A este nombre, se oyeron algunas exclamaciones; el teniente se olvido de saludar al dueño de la casa; acercóse al joven y le examinó de pies á cabeza. Éste, entonces, cambiaba las frases de costumbre con todo el grupo y no parecía presentar otra cosa de particular que su traje negro en medio de aquella sala. Su aventajada estatura, sus facciones, sus movimientos respiraban , no obstante, ese perfume de una sana juventud en que tanto el cuerpo como el alma se han cultivado a la par. Veíanse en su rostro, franco y alegre, algunas ligeras huellas de la sangre española al través de un hermoso color moreno, algo rosado en las mejillas, efecto tal vez de su permanencia en los países fríos.

—¡Calla!— exclamó con alegre sorpresa ; -¡el cura de mi pueblo! ¡el padre Dámaso , el íntimo amigo de mi padre!

Todas las miradas so dirigieron al franciscano: éste no se movió.

—¡Usted dispense, me había equivocado !—añadió Ibarra confuso.

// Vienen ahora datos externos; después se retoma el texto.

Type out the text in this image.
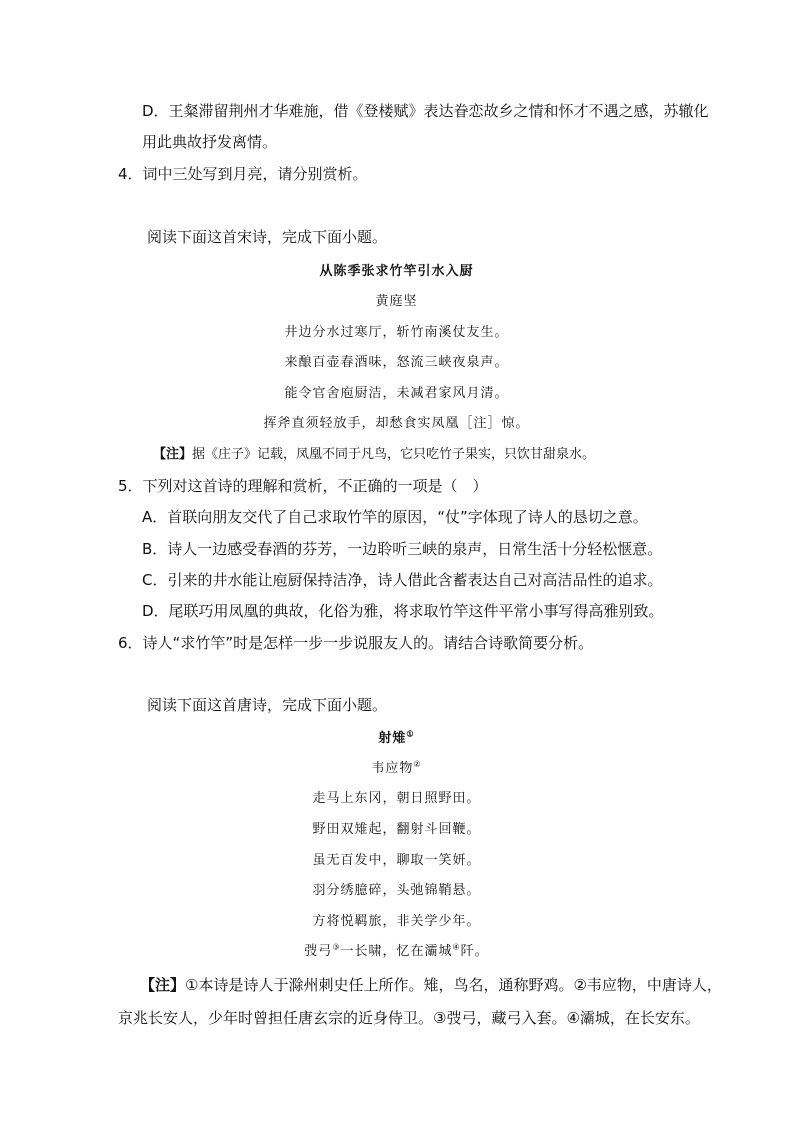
D．王粲滞留荆州才华难施，借《登楼赋》表达眷恋故乡之情和怀才不遇之感，苏辙化
用此典故抒发离情。
4．词中三处写到月亮，请分别赏析。
阅读下面这首宋诗，完成下面小题。
从陈季张求竹竿引水入厨
黄庭坚
井边分水过寒厅，斩竹南溪仗友生。
来酿百壶春酒味，怒流三峡夜泉声。
能令官舍庖厨洁，未减君家风月清。
挥斧直须轻放手，却愁食实凤凰［注］惊。
【注】据《庄子》记载，凤凰不同于凡鸟，它只吃竹子果实，只饮甘甜泉水。
5．下列对这首诗的理解和赏析，不正确的一项是（　）
A．首联向朋友交代了自己求取竹竿的原因，“仗”字体现了诗人的恳切之意。
B．诗人一边感受春酒的芬芳，一边聆听三峡的泉声，日常生活十分轻松惬意。
C．引来的井水能让庖厨保持洁净，诗人借此含蓄表达自己对高洁品性的追求。
D．尾联巧用凤凰的典故，化俗为雅，将求取竹竿这件平常小事写得高雅别致。
6．诗人“求竹竿”时是怎样一步一步说服友人的。请结合诗歌简要分析。
阅读下面这首唐诗，完成下面小题。
射雉①
韦应物②
走马上东冈，朝日照野田。
野田双雉起，翻射斗回鞭。
虽无百发中，聊取一笑妍。
羽分绣臆碎，头弛锦鞘悬。
方将悦羁旅，非关学少年。
弢弓③一长啸，忆在灞城④阡。
【注】①本诗是诗人于滁州刺史任上所作。雉，鸟名，通称野鸡。②韦应物，中唐诗人，
京兆长安人，少年时曾担任唐玄宗的近身侍卫。③弢弓，藏弓入套。④灞城，在长安东。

—¡No te has equivocado!—pudo al fin contestar aquél con voz alterada . —Pero tu padre jamás fué intimo amigo mío.

Ibarra retiró lentamente la mano que había tendido , mirándole lleno de sorpresa, se volvió y se encontró con la adusta figura del teniente que le seguía observando.

—Joven , ¿es usted el hijo de don Rafael Ibarra?

El joven se inclinó.

Fray Dámaso se incorporó en su sillón y miró de hito en hito al teniente.

—¡Bienvenido a su país y que en él sea más feliz que su padre! —exclamó el militar con voz temblorosa . — Yo le he conocido y tratado, y puedo decir que era uno de los hombres más dignos y más honrados de Filipinas.